Hannah menatap punggung Sebastian penuh benci. Apa yang sudah ia lakukan sampai terjebak dengan pria ini? Pria yang hanya bisa melontarkan kalimat kejam dan tidak berperasaan? Kemarahan mereka berdua sepertinya cukup untuk membakar apa pun.

Hannah membuka pintu dan membantingnya, tidak peduli jika tindakannya itu berhasil membuat beberapa pelayan menatapnya dengan wajah ketakutan.

Sialan, Sebastian. Pria tu benar-benar brengsek!

Hannah menatap gumpalan awan yang rasanya hanya sejauh jangkauan tangan darinya. Senyum tipis bermain-main di wajahnya yang putih. Ini pertama kalinya ia naik jet pribadi dan harus ia akui segalanya yang ada di dalam pesawat ini membuatnya terpukau. Kecuali sosok kaku seperti batu yang duduk tidak jauh dari tempatnya saat ini.

Hannah melirik Sebastian lewat sudut matanya. Pria itu seperti biasanya sibuk dengan pekerjaannya seolah tidak ada yang cukup menarik perhatiannya. Hannah mengela napas secara berlebihan.

Seorang pramugari wanita dengan tampilan yang membuat Hannah merasa dirinya seperti gelandangan berjalan ke arahnya.

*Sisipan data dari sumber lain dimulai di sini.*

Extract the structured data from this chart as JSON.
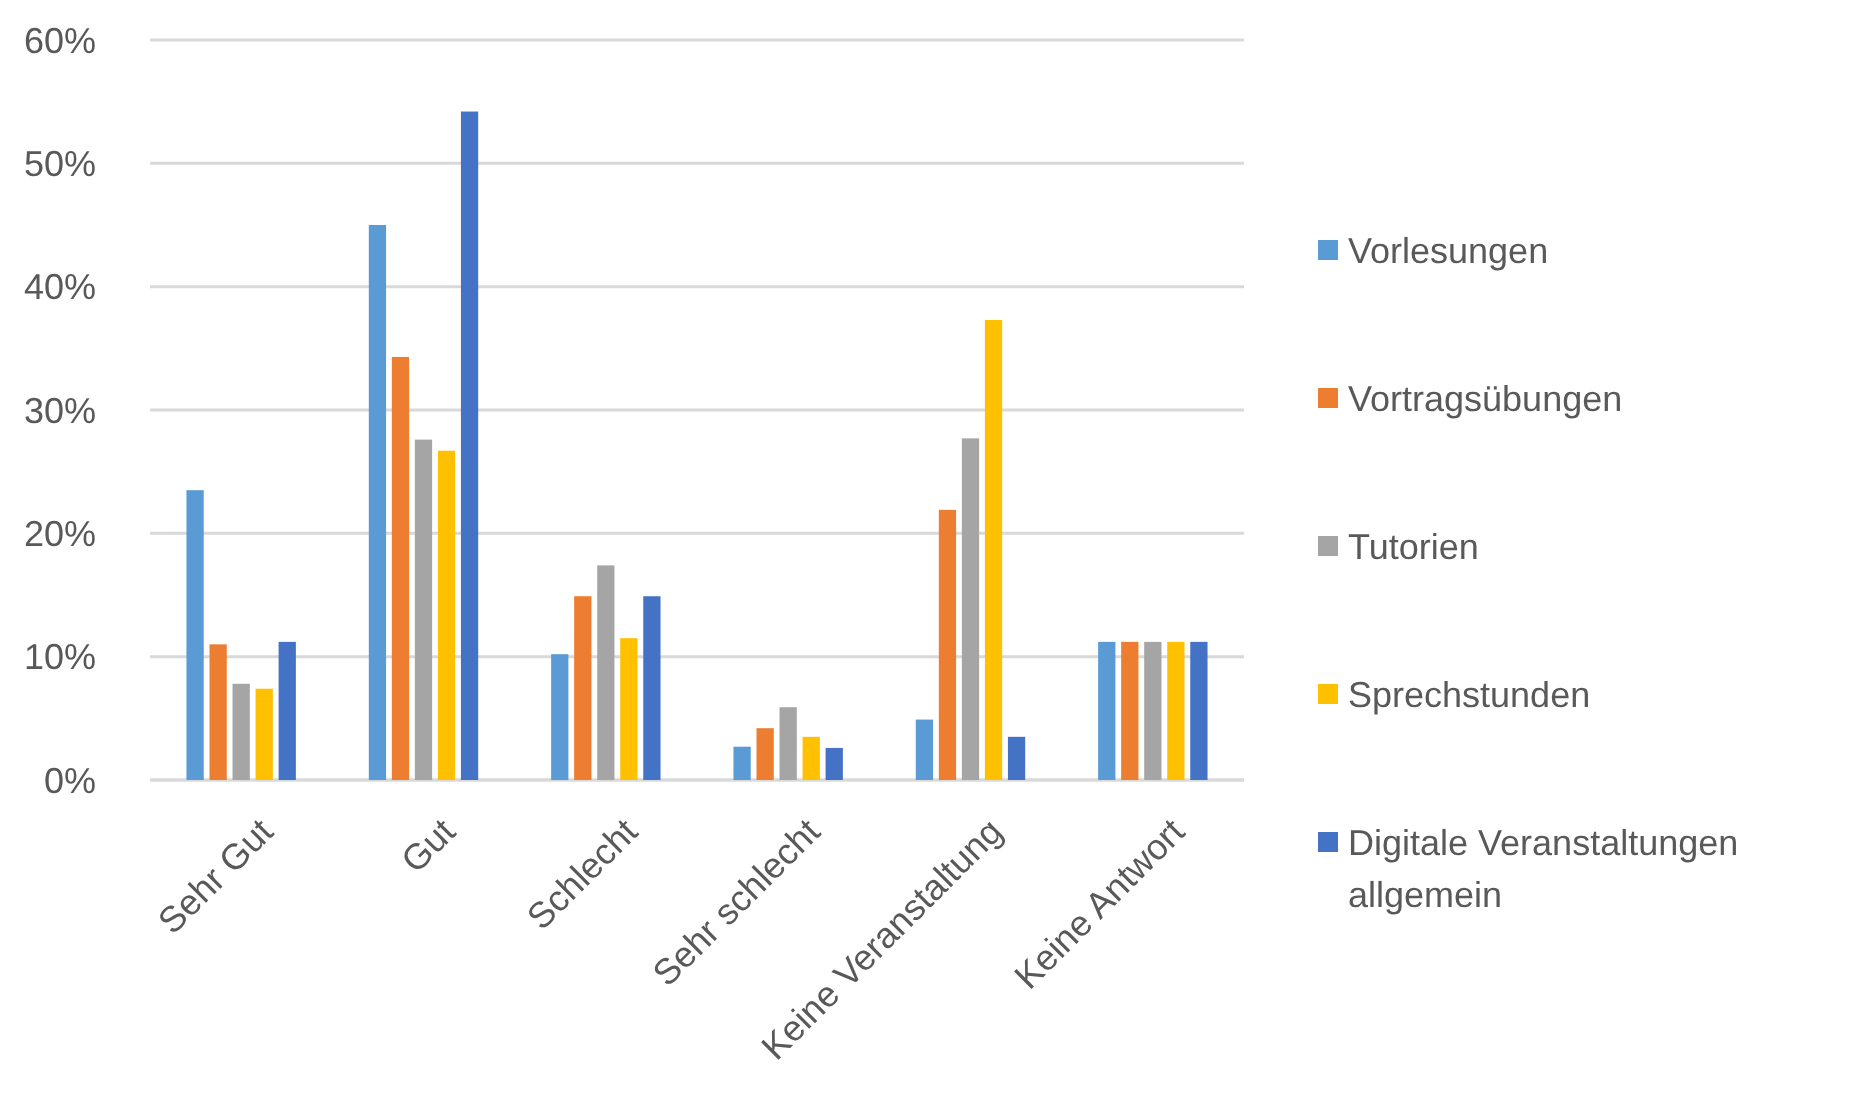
{
  "chart_data": {
    "type": "bar",
    "categories": [
      "Sehr Gut",
      "Gut",
      "Schlecht",
      "Sehr schlecht",
      "Keine Veranstaltung",
      "Keine Antwort"
    ],
    "series": [
      {
        "name": "Vorlesungen",
        "color": "#5b9bd5",
        "values": [
          23.5,
          45,
          10.2,
          2.7,
          4.9,
          11.2
        ]
      },
      {
        "name": "Vortragsübungen",
        "color": "#ed7d31",
        "values": [
          11,
          34.3,
          14.9,
          4.2,
          21.9,
          11.2
        ]
      },
      {
        "name": "Tutorien",
        "color": "#a5a5a5",
        "values": [
          7.8,
          27.6,
          17.4,
          5.9,
          27.7,
          11.2
        ]
      },
      {
        "name": "Sprechstunden",
        "color": "#ffc000",
        "values": [
          7.4,
          26.7,
          11.5,
          3.5,
          37.3,
          11.2
        ]
      },
      {
        "name": "Digitale Veranstaltungen allgemein",
        "color": "#4472c4",
        "values": [
          11.2,
          54.2,
          14.9,
          2.6,
          3.5,
          11.2
        ]
      }
    ],
    "ylim": [
      0,
      60
    ],
    "yticks": [
      {
        "value": 0,
        "label": "0%"
      },
      {
        "value": 10,
        "label": "10%"
      },
      {
        "value": 20,
        "label": "20%"
      },
      {
        "value": 30,
        "label": "30%"
      },
      {
        "value": 40,
        "label": "40%"
      },
      {
        "value": 50,
        "label": "50%"
      },
      {
        "value": 60,
        "label": "60%"
      }
    ],
    "grid": "y",
    "legend": "right"
  }
}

“Apa kau punya pasta?” tanyanya penuh harap, sebelum wanita dengan rambut ditata capol itu membuka suara.

"Kami akan menyiapkannya untuk anda, Mam. Ada lagi yang anda inginkan, Mrs. Carter?"

Sapaan itu masih membuatnya tidak nyaman.

“Anggur kalau kau memilikinya.”

Pramugari itu mengangguk. “Akan segera tiba, Mam.”

Hannah tersenyum berterima kasih. Saat ia berpaling Sebastian tengah menatapnya.

“Apa?” tanyanya menantang. Mereka belum bicara sejak pertengkaran di ruang kerja pria itu. Sebastian sibuk dengan dunianya sendiri dan Hannah tidak ingin repot-repot berusaha memperbaiki keadaan. Mungkin dengan seperti ini mereka akan baik-baik saja.

Tidak bicara kedengarannya tidak seburuk itu.

“Kenapa mengajukan pinjaman ke bank? Apa dana yang kuberikan tidak cukup?”

Oh, apa sekarang pembicaraan mereka merambah ke arah pribadi? Hannah memperbaiki posisi duduknya. Ia takut dengan pertanyaan Sebastian.

“Aku ingin memperluas bisnisku. Keuangan toko berjalan cukup baik meski begitu karena ini toko baru dibutuhkan biaya lebih untuk membuat tokonya berjalan. Dana yang kau investasikan lebih dari cukup, tapi keuntungan tokoku tidak berjalan cukup baik.”

“Dan kenapa seperti itu?”

“Banyak anggaran yang dikeluarkan untuk mengenalkan brand pakaian yang kubuat dan biaya konsultasi untuk renovasi tempat itu ternyata jauh dari jumlah yang kuperkirakan.”

“Kenapa gaun pengantin? Kau bisa merancang pakaian apa pun. Kenapa memilih gaun pengantin secara khusus?”

Hannah berusaha mempertahankan ketenangannya yang rasanya luar biasa sulit dilakukan saat Sebastian menatapnya intens.

“Karena aku menyukainya,” balasnya cepat, tidak ingin menjelaskan lebih lanjut.

“Dan kau memutuskan untuk hidup sendirian. Kenapa?”

"Itu bukan keputusanku. Keadaan yang membuatnya untukku."

Sebastian terlihat bingung. "Maksudnya kau tidak punya keluarga?"

Hannah sedang mempertimbangkan sejauh mana ia bisa menceritakannya pada Sebastian.

"Ya," balasnya pendek.

"Kenapa?"

"Lakukan penyelidikan Sebastian. Kau akan terkejut melihat apa yang bisa kau temukan."